Apesar das preocupações, as medidas anticrise são vistas no Tesouro como necessárias. "A piora fiscal deste ano é justificável, no Brasil e no mundo. Mas temos que ter cuidado para não transformar despesas temporárias em permanentes", ressaltou o secretário do Tesouro, Mansueto Almeida.
Segundo ele, as estimativas de resultado para 2020 vão passar por constante revisão conforme são atualizadas as previsões de receitas e despesas. "Os R$ 350 bilhões [de déficit para o governo central] é o número de grandeza que temos hoje, mas ele será continuamente avaliado", afirmou.
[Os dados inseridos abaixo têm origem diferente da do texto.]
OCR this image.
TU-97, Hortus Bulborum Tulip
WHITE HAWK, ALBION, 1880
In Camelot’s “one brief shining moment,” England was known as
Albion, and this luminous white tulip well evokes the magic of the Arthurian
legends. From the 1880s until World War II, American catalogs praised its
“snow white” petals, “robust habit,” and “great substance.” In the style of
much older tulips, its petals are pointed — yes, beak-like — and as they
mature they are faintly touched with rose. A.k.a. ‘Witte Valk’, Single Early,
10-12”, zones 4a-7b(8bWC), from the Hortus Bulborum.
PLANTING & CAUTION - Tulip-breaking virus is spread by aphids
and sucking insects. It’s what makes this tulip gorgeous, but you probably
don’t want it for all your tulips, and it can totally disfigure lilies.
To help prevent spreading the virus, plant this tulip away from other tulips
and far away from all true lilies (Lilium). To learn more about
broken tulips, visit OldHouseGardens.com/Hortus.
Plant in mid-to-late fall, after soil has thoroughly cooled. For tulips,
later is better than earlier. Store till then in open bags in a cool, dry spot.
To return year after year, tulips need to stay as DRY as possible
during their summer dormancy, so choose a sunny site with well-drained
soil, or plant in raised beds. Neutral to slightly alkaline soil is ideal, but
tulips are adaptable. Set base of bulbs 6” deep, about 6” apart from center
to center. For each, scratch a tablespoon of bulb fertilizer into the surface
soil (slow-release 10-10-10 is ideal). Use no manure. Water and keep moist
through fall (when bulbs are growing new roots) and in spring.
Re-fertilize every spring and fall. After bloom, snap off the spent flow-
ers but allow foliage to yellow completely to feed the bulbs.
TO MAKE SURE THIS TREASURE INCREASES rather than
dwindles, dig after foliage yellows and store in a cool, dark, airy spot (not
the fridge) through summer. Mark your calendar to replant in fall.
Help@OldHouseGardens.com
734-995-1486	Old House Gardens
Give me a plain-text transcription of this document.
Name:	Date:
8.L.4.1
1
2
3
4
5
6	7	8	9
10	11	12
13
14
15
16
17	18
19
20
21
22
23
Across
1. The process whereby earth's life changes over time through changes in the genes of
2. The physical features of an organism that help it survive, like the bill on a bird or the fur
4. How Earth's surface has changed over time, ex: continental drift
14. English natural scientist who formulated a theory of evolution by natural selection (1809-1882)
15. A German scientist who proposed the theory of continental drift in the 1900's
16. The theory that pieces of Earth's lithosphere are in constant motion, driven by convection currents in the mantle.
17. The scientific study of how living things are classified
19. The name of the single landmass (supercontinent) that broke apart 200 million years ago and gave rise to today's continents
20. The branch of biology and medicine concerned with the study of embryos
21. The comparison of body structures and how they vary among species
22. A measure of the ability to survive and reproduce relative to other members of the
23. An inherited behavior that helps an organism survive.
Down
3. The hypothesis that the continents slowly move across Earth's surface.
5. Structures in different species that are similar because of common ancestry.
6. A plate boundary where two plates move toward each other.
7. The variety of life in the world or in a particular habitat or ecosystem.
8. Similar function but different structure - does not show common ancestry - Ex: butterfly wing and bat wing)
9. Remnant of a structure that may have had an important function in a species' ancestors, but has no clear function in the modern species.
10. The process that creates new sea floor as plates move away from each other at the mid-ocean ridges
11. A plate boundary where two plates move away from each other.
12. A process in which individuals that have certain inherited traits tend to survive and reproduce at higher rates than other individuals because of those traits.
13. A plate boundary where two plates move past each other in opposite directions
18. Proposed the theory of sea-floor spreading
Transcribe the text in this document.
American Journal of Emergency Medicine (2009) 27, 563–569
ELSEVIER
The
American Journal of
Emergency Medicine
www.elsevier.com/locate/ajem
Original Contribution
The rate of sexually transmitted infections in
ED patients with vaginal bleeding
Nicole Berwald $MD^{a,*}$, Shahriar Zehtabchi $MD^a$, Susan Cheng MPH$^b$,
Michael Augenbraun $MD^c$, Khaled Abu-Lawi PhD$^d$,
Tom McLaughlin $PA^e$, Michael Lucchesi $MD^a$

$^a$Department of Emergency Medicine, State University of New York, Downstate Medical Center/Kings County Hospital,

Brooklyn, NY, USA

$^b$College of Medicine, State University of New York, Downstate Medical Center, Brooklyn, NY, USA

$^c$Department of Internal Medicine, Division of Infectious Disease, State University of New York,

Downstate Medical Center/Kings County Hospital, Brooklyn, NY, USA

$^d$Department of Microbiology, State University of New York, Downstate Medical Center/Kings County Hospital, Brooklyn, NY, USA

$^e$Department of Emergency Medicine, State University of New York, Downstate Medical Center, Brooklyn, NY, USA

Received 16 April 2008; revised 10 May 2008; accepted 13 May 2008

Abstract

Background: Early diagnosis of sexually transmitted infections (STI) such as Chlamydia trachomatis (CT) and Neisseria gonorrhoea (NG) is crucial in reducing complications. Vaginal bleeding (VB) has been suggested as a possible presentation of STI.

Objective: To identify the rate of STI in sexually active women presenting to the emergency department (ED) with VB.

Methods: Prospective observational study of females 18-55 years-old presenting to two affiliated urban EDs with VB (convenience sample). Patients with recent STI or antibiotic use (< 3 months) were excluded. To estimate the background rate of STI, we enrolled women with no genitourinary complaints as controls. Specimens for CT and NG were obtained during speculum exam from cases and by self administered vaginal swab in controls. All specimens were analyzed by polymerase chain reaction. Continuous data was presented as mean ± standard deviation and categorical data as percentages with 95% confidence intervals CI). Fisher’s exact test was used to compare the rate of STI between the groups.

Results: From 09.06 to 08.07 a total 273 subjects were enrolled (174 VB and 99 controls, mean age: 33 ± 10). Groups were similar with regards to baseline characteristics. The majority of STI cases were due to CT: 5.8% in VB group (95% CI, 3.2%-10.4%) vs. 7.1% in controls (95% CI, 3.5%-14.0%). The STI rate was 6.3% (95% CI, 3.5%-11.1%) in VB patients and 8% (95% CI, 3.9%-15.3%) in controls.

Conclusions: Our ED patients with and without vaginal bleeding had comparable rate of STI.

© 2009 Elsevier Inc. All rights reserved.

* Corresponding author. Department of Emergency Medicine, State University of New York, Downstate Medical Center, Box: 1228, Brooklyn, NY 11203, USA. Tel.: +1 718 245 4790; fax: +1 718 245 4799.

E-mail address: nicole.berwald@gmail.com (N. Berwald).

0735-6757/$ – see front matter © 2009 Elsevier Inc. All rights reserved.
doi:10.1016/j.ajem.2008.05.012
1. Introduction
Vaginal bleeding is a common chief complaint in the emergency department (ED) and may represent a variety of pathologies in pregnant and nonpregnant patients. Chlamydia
Mansueto foi questionado sobre o ritmo das medidas por parte do Ministério da Economia e mencionou a burocracia exigida pela legislação orçamentária como um entrave. Por isso, comemorou a decisão do ministro Alexandre de Moraes, do STF (Supremo Tribunal Federal), de flexibilizar o atendimento a determinados artigos da LRF (Lei de Responsabilidade Fiscal) neste ano.
A decisão libera o governo de fazer compensação orçamentária ao criar novas despesas. Entre os artigos alvo da flexibilização, está também o que exige a estimativa orçamentária de novos gastos.
Mansueto diz que o governo vai continuar apresentando tais estimativas, mas agora com o conforto de que elas não precisam ser tão exatas. "A gente não pode se dar ao luxo de passar meses discutindo se uma planilha deve ter R$ 1 bilhão ou R$ 2 bilhões a mais. Tem que ser muito rápido e fazer uma estimativa da melhor maneira ao longo de dias", afirmou.
De acordo com o Tesouro, os próximos três meses terão maior concentração de crescimento dos gastos públicos, com a implementação de programas como o auxílio de R$ 600 a informais, a antecipação de benefícios a aposentados e trabalhadores e o reforço no programa Bolsa Família.
A meta de resultado primário para este ano foi estabelecida em R$ 124,1 bilhões de déficit. Após a decretação de estado de calamidade pública, porém, o governo não precisará respeitar esse resultado.
Os comentários foram feitos pelo Tesouro em apresentação sobre o resultado de fevereiro, que ainda não reflete os efeitos das medidas tomadas em meio à pandemia. As contas do governo central registraram um déficit de R$ 25,9 bilhões em fevereiro. O dado é o pior para o mês em três anos.
Diante da chegada do vírus chinês ao país e do agravamento da crise, o governo federal anunciou, a partir de março, ações que vão gerar impacto aos cofres públicos.
No combate à pandemia, o Tesouro sugere que sejam evitados “erros cometidos em 2009”, quando, segundo o órgão, ações de combate à crise se tornaram políticas permanentes de concessão de subsídios e intervenção do Estado na economia.
“Em um contexto que as empresas estão fechadas, com restrições à mobilidade urbana e isolamento social, o desafio não é a expansão da demanda para combater o desaquecimento da economia, mas sim aumento do gasto público para amenizar a perda de renda de uma parcela significativa de trabalhadores e das empresas que precisam da ajuda do setor público para manter suas necessidades financeiras básicas e mesmo para a manter o emprego ao longo do período mais crítico da crise”, afirma.